Health informatics and automation can play a key role in performance improvement projects. A limitation of this project is that it focused on the process measure VTE prophylaxis rate and did not include the outcome measure VTE rate.

Conclusion

The multidisciplinary VTE prophylaxis improvement taskforce managed to implement quality improvement interventions that resulted in significant improvement in VTE prophylaxis rate for admitted medical and surgical patients. Those interventions resulted in a remarkable improvement in medical and surgical VTE prophylaxis rates from an average of 87% in July 2018 to above 98% in April 2019, and this improvement was sustained over the last 3 months of the study period from April to June 2019. This performance improvement project shows that critical thinking and multidisciplinary team approach using information technology and collaboration between physicians, pharmacy, quality and health informatics can result in significant sustained performance improvement. The outcomes of the project and lessons learnt were shared throughout the organisation. Implemented interventions are generalisable and can be replicated in other wards and organisations.

Acknowledgments

Many thanks to SEHA Health Informatics and Quality team and Mafraq Hospital Quality Department, Pharmacy and Medicine and Surgical teams for their engagement and dedication.

References

Footnotes

  • Contributors HT participated in the brainstorming sessions and root cause analysis; provided education and training to physicians on proper VTE risk assessment tool documentation; planned the study, and prepared and submitted the study manuscript; was responsible for the overall content. EG participated in brainstorming sessions and root cause analysis, ran concurrent VTE prophylaxis report and shared the data with physicians in order to raise awareness, provided the VTE risk assessment and VTE prophylaxis run charts. FJ participated in brainstorming sessions and root cause analysis, ran concurrent VTE prophylaxis report and shared the data with physicians in order to raise awareness. GS participated in brainstorming sessions and root cause analysis, conducted a real-time audit with phone call physician reminders to place VTE prophylaxis order within 24 hours. BK participated in the brainstorming sessions and root cause analysis, changed the VTE prophylaxis trigger to physician-entered risk level instead of the previous tool-generated risk score. SK participated in the brainstorming sessions and root cause analysis, and linked the VTE risk assessment tool to the VTE prophylaxis order and updated the VTE risk assessment tool. WKH participated in brainstorming sessions and root cause analysis, provided education and training to physicians on proper VTE risk assessment tool documentation and participated in preparing the study manuscript.

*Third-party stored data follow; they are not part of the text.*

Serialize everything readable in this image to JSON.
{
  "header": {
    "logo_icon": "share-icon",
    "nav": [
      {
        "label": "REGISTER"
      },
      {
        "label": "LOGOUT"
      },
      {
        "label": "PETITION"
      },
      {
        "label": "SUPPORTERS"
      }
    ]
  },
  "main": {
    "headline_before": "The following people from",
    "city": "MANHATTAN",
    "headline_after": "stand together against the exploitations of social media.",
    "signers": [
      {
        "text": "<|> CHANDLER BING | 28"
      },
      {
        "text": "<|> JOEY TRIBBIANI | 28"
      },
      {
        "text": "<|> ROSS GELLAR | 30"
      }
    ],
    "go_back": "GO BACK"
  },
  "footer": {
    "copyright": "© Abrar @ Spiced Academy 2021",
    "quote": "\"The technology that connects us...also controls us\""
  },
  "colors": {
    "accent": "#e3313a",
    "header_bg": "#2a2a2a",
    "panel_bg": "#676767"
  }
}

  • Funding This study was funded by Mafraq hospital.

  • Competing interests None declared.

  • Patient and public involvement Patients and/or the public were not involved in the design, conduct, reporting or dissemination plans of this research.

  • Patient consent for publication Not required.

  • Provenance and peer review Not commissioned; externally peer reviewed.

  • Data availability statement All data relevant to the study are included in the article.